Bankers aren’t fond of ultralow interest rates, as they make the business of lending less profitable.
But major lenders in the U.S. have been able to grow interest income anyway by pushing more loans out the door.
For the past couple of years, commercial and industrial loans were the prime driver of growth.
Recently this has slowed, due in part to less appetite for funding in the oil and gas sectors. But lending to consumers, particularly through credit cards, has accelerated. Now, strong mortgage growth is adding another driver.
The housing market in the U.S. is robust, thanks to mortgage rates that have fallen to nearly record lows and a strong jobs market. On Tuesday, government data showed new-home sales in July soaring to their best level since 2007.

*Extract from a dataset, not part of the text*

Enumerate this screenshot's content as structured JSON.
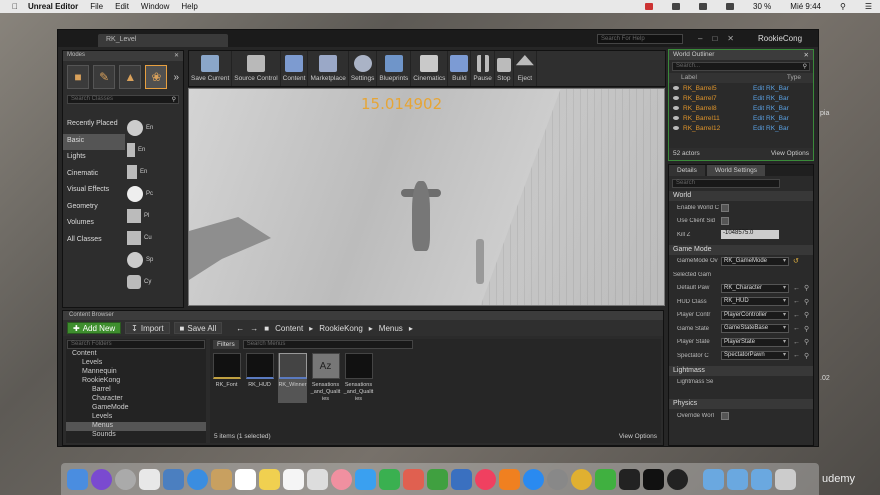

On Wednesday, data from the National Association of Realtors showed a 3.2% annualized decline in July for the more important category of existing-home sales. But this came after several months of strong gains, and represents only a slight fall from nine-year highs. This year is still on track to be the best for existing-home sales since 2006, estimate economists at IHS.
Banks are also choosing to hold more mortgages on their books, rather than sell them off.
According to Federal Reserve data, total mortgage loans held by U.S. banks rose an annualized 10.5% in July, the fastest pace since 2011. The total proportion of all mortgage debt held by banks is still low compared with before the financial crisis, but it has been steadily rising.
Record-low interest rates should also drive refinancing activity. This is a double-edged sword for banks. It is another source of lending growth, but it also means existing loans are being swapped out for new ones at lower rates. Particularly for banks with big holdings of mortgage-backed securities, this can be a problem.
There was a spike in refinancing activity after rates plunged in the wake of the Brexit referendum in late June, but this has since tapered off. If rates take another leg down, expect another growth spurt in both new mortgages and refinancing.
The third quarter began right after the Brexit vote. For most banks, the subsequent volatility and mortgage-refinancing uptick should be a boost in the quarter. Coupled with improved mortgage lending, they could help banks offset at least some of the drag of super-low interest rates.